These are just some of the great many elements of the architectural poetics that arise in the final mixture, which is, of course, unquantifiable as well as undescribable; no words could possibly take the place of the lyricism of the final result.
In the words of Swiss writer Robert Walser, “All work well done, even the most trivial, requires poetic inspiration”. We present this cube game with the idea that it may serve to reveal in players the kinds of reactions that take place when observing and discovering unexpected sensations. These feelings, which often appear in a somewhat blurry form at first, may cause us to reevaluate ous sense of humor, our analytical abilities or our openness to – or rejection of – these novel feelings themselves.

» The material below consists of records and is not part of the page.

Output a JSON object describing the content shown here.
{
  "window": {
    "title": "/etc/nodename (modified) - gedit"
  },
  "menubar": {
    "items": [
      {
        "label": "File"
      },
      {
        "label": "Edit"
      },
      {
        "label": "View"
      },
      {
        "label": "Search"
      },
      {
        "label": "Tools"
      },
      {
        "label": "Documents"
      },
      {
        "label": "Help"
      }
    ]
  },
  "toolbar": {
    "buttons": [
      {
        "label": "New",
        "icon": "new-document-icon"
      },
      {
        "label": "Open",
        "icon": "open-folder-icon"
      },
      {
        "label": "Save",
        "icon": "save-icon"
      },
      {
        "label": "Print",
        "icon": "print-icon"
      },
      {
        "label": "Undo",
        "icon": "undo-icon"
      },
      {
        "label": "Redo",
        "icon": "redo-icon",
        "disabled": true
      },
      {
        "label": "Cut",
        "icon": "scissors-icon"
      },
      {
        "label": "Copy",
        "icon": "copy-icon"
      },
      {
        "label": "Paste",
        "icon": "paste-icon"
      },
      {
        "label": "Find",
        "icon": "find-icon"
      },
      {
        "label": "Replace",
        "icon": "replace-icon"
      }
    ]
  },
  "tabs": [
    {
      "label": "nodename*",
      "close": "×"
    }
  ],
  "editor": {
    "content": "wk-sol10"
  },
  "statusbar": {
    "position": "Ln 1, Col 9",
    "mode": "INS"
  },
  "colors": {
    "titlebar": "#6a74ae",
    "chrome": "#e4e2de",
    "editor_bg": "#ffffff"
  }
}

The game consists of joining the cubes tangentially by the use of one of their edges, thus liberating the figures from the more predictable, mechanical logic of the supporting function. We feel that this gives a sensation of irreality that enhances the experience.

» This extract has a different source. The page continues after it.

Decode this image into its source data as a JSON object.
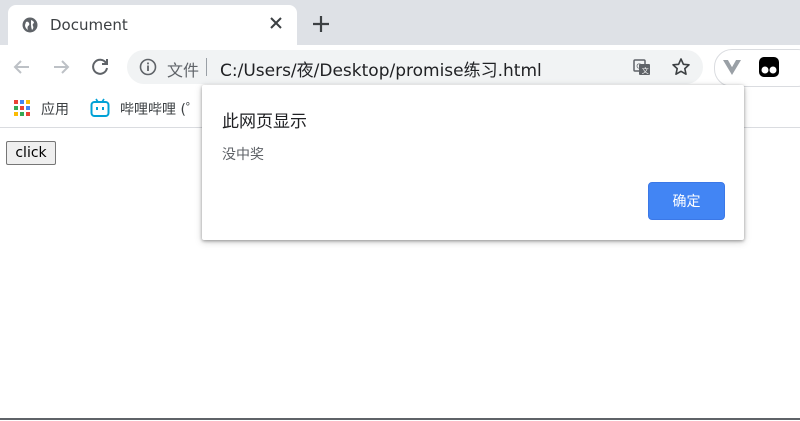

Objects that we are drawn to – personal adornments, ornaments in general, a feathered embroidery, a necklace, a capital, an eave… - are more often than not imitations of models found in nature: a flower’s petals, a plant’s leaves, a bird’s plumage…We’re struck not only by the beautiful colors of these objects but also by the arrangement of their different elements. When we take objects that are seemingly identical and try to create something new with them we have no choice but to subject ourselves to the laws of physics, letting them guide us in our effort to create something that will mirror the beauty and harmony that exist in nature.

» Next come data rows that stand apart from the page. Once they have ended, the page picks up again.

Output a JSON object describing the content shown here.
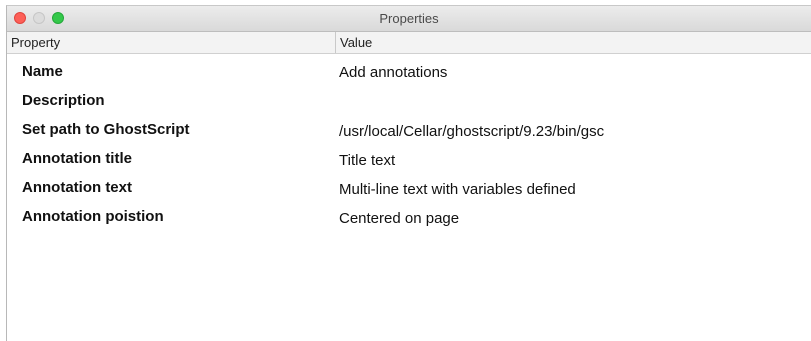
{
  "window": {
    "title": "Properties"
  },
  "columns": {
    "property": "Property",
    "value": "Value"
  },
  "rows": [
    {
      "property": "Name",
      "value": "Add annotations"
    },
    {
      "property": "Description",
      "value": ""
    },
    {
      "property": "Set path to GhostScript",
      "value": "/usr/local/Cellar/ghostscript/9.23/bin/gsc"
    },
    {
      "property": "Annotation title",
      "value": "Title text"
    },
    {
      "property": "Annotation text",
      "value": "Multi-line text with variables defined"
    },
    {
      "property": "Annotation poistion",
      "value": "Centered on page"
    }
  ],
  "colors": {
    "close": "#fd5f57",
    "minimize": "#dcdcdc",
    "zoom": "#34c84a",
    "header_bg": "#f3f3f3"
  }
}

Every object contains within itself its own archetype, a link to the time and the world to which it belonged. An old school desk can carry us back in time, evoking countless personal recollections while bringing to life the emotions associated with that particular period of our lives. In the same way, what is today the latest model of a cell phone will, with the passage of time, come to remind us of these days and of the world that created and used it. Objects serve to tell the story - and the history - of the people and the society in which they existed.
The triangle is the polygon with the fewest number of sides that can be made with straight lines. It is also the most elementary polygon, the primary polygonal unit, the proto-cell with which we can cover an entire flat surface and form all other possible geometric figures.
The vertex, the common point at which two lines converge – or diverge – , is a primordial element in the graphic representation of all kinds of phenomena. It is first and foremost a graphic symbol, one that in its essence is the synthesis of an event. It marks the point where a road separates, where two rivers come together, where one plane ends and another begins, a change of direction, a fold, a dilemma posed by two possibilities, the branching out of growth and evolution, the cross-linking of a plane, the planar deconstruction of a volume, an itinerary for logical reasoning, computational structure, algorhythmic formulation…